Объятия разорвались. Чумочка встала и пошла к двери. Тысячи невидимых рук бросились за ней, но понуро вернулись к груди, бессильные заменить две настоящих. Я знал, что мама скоро уйдет и обнять ее я уже не смогу. Но мама выглянула в коридор, быстро вернулась ко мне, прижала и зашептала в ухо:
— Не грусти, сыночка. Скоро дядя Толя получит хорошую работу, у нас будут деньги, и я смогу тебя забрать. Мы давно хотим, но нам вдвоем сейчас совсем жить не на что, как мы втроем будем? Обязательно заберу тебя! И поговорим тогда, и поиграем, и все, что захочешь. Все время вместе будем, обещаю тебе. Ну, не куксись, кисеныш. Что ты, как маленький совсем? Я же здесь еще. Сейчас приду к тебе опять.

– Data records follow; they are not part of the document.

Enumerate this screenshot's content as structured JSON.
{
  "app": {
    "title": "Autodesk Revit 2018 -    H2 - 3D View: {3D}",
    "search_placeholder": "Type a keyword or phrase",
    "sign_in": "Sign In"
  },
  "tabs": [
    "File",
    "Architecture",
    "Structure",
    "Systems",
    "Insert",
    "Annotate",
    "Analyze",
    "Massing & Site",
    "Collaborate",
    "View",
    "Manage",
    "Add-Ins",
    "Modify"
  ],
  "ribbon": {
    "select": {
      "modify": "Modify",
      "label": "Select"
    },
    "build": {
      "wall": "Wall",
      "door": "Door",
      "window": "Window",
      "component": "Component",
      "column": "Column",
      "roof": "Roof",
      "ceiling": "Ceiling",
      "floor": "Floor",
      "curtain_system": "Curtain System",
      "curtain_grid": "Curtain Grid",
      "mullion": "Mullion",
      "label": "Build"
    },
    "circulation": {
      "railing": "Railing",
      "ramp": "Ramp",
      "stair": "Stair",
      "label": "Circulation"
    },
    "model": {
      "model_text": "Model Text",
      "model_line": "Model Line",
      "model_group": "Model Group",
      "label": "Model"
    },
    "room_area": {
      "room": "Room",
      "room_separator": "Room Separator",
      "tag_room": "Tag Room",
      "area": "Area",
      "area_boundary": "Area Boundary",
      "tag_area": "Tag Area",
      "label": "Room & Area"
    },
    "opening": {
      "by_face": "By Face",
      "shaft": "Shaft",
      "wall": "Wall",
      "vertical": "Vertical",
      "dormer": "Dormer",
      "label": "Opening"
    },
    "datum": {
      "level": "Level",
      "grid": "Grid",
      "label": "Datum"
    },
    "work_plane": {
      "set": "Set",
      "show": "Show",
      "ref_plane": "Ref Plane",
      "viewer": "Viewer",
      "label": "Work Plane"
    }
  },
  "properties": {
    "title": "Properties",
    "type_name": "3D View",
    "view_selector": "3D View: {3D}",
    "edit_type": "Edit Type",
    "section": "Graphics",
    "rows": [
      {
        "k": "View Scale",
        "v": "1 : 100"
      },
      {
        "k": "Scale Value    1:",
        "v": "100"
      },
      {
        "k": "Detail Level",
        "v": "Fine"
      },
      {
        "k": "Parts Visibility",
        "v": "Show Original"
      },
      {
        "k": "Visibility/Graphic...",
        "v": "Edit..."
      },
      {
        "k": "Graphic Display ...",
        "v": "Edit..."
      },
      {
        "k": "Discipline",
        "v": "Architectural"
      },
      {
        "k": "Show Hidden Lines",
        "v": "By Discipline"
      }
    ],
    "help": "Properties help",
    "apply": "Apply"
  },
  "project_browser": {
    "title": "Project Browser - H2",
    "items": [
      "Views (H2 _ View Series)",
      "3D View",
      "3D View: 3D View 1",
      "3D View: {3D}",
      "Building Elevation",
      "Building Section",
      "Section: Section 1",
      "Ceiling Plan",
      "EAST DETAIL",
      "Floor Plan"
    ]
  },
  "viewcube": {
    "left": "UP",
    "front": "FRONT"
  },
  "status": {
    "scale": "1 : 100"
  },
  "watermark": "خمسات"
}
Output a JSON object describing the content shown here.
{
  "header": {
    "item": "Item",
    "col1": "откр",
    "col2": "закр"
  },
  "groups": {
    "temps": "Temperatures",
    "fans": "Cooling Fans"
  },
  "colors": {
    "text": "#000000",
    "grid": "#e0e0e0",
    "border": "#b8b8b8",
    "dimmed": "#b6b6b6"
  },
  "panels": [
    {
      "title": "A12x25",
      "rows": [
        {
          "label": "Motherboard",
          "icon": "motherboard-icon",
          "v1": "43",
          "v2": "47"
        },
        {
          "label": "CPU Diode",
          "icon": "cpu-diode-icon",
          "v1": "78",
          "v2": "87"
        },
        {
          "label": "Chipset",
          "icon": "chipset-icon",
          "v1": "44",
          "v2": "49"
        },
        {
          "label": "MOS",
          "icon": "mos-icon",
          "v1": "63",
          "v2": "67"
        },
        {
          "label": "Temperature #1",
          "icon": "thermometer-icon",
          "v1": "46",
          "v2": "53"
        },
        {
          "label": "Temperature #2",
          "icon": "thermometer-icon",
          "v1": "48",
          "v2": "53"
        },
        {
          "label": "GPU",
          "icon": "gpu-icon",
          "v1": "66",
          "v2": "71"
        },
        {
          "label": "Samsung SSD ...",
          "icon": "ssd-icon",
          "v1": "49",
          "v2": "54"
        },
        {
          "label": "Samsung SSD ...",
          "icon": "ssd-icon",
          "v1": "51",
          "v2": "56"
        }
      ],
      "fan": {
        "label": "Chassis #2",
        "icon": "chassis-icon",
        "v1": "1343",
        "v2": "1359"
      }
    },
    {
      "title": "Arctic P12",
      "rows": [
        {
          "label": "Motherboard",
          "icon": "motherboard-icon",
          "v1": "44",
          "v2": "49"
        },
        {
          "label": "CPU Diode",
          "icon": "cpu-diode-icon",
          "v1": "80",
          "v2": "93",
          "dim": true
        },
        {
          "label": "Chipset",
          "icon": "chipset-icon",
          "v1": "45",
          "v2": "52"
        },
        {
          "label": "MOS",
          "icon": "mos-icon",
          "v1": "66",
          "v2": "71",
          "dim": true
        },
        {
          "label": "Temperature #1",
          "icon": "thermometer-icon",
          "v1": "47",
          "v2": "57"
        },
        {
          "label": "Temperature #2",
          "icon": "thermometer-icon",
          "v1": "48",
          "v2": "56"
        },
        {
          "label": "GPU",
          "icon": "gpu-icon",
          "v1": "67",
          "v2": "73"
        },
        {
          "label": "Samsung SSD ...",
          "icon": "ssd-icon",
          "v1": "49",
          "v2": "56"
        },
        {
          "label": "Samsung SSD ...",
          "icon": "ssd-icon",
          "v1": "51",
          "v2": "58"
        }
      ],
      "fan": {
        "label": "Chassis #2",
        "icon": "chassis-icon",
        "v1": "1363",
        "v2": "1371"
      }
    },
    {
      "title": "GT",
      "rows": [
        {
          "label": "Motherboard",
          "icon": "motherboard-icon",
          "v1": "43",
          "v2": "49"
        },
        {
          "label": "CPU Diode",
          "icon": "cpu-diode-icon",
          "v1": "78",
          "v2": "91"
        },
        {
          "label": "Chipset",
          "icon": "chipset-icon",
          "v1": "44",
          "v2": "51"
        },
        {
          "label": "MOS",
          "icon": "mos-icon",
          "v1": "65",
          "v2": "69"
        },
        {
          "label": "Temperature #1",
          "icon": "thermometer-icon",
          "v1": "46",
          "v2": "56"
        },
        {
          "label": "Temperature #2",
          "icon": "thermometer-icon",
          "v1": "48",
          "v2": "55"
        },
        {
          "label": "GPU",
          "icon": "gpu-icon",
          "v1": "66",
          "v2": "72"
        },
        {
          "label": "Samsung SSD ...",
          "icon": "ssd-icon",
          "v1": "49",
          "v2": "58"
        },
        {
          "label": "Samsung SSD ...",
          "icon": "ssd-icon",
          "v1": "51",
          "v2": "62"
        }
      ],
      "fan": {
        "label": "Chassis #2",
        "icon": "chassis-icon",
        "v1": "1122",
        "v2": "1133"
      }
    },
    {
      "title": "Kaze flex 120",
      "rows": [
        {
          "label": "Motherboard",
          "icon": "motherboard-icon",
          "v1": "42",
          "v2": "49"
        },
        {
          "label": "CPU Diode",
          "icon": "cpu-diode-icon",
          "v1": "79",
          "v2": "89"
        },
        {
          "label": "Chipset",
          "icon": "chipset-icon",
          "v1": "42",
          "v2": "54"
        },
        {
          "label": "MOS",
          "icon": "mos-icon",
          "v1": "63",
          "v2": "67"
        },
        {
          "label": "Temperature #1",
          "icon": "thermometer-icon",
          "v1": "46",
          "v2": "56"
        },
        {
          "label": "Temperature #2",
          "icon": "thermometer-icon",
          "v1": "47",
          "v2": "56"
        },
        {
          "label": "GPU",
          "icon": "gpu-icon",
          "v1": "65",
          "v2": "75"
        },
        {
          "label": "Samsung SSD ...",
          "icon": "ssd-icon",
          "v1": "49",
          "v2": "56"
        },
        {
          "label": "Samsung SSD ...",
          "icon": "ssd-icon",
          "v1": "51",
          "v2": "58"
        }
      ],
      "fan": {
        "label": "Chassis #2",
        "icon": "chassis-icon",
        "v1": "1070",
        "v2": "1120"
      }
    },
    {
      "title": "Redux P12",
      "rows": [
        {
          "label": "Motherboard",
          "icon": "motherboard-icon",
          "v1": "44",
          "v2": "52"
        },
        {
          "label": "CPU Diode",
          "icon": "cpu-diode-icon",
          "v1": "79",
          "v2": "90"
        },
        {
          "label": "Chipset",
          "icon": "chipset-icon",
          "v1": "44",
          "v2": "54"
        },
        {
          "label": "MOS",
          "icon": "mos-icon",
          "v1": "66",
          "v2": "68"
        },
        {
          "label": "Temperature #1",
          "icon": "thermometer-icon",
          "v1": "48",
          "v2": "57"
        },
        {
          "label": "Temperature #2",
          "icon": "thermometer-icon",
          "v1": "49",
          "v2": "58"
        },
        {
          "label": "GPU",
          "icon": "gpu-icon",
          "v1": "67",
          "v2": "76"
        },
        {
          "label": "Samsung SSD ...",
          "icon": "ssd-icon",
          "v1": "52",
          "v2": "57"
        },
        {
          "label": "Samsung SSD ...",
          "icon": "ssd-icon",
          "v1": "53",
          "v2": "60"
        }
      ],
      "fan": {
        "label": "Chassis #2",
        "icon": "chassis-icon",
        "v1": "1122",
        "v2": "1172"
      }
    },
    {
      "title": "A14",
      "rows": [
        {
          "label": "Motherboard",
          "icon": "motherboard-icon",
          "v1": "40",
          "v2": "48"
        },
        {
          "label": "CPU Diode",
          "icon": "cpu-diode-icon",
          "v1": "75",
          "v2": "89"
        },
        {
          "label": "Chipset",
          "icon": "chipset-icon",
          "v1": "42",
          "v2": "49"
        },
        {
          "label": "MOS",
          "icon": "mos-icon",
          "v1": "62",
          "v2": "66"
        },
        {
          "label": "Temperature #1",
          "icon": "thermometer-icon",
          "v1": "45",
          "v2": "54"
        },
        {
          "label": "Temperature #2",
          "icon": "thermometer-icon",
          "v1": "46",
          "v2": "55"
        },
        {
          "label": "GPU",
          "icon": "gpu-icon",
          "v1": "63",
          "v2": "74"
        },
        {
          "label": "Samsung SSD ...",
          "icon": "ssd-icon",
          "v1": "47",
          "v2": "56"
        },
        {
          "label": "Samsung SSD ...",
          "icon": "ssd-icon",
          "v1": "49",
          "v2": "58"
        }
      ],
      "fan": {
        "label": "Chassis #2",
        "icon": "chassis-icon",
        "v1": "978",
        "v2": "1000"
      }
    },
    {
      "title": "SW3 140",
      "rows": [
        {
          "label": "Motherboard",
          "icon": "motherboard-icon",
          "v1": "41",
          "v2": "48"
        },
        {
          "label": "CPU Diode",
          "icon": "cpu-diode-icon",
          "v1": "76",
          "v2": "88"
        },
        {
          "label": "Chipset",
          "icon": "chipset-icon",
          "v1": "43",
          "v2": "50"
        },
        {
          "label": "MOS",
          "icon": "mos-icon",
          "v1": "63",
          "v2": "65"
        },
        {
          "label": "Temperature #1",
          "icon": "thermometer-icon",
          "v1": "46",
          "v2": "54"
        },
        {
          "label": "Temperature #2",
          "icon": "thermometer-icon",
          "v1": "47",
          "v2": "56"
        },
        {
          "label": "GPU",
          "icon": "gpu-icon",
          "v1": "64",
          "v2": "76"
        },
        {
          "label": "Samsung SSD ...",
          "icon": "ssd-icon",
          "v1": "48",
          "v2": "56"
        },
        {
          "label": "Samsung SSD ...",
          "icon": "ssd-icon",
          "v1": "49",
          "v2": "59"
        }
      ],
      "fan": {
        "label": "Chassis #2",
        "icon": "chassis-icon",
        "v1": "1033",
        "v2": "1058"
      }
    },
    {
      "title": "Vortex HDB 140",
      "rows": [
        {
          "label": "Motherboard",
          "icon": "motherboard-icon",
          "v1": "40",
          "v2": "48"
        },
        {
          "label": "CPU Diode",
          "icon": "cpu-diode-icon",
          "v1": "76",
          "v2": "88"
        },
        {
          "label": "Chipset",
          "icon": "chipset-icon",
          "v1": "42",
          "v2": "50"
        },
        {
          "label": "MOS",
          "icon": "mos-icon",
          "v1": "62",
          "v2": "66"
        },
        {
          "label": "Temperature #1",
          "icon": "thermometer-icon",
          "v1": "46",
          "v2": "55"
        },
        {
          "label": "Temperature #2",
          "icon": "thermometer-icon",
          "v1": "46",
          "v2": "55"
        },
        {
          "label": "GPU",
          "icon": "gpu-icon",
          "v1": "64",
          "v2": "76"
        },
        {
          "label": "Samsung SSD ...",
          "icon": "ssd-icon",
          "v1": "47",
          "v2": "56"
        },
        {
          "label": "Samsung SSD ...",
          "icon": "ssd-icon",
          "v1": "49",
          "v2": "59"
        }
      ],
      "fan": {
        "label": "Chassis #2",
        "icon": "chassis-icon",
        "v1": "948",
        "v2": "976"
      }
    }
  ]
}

— Ты идешь или нет? — снова крикнула бабушка.
— Сейчас вернусь, здесь с тобой рядом поем, — пообещала Чумочка и вышла из комнаты.
Я остался один на диване. Во всем, что прошептала мне мама, важны были только слова «я приду к тебе, кисеныш», остальное было продолжением сказки. Этого не могло быть на самом деле. Мама не могла меня забрать, счастье не могло стать жизнью, и жизнь никогда не позволила бы счастью заводить свои правила. Она устанавливала свои, и только им я мог подчиняться, подстраиваясь, чтобы любить маму, ничего не нарушая.
— Сейчас она вернется, скажи, что тебе неинтересно сказки какие-то слушать про петушка… — зашептала бабушка, появившись в комнате вскоре после того, как из нее вышла мама. — Пусть она сама в говнах ходит, что она за дурачка тебя держит. Скажи, что тебя техника интересует, наука. Имей достоинство, не опускайся до кретинизма. Будешь достойным человеком, все тебе будет — и магнитофон, и все что захочешь. А будешь, как недоросль, байки дешевые слушать, будет к тебе и отношение такое…
— Что ж ты ребенка против меня настраиваешь? — осуждающе сказала мама, войдя в комнату с тарелкой творога. — Что ж ты покупаешь его? Он слушал, у него глаза загорелись. Как он может сказать, что ему неинтересно было? Зачем ты так? Иезуитка ты!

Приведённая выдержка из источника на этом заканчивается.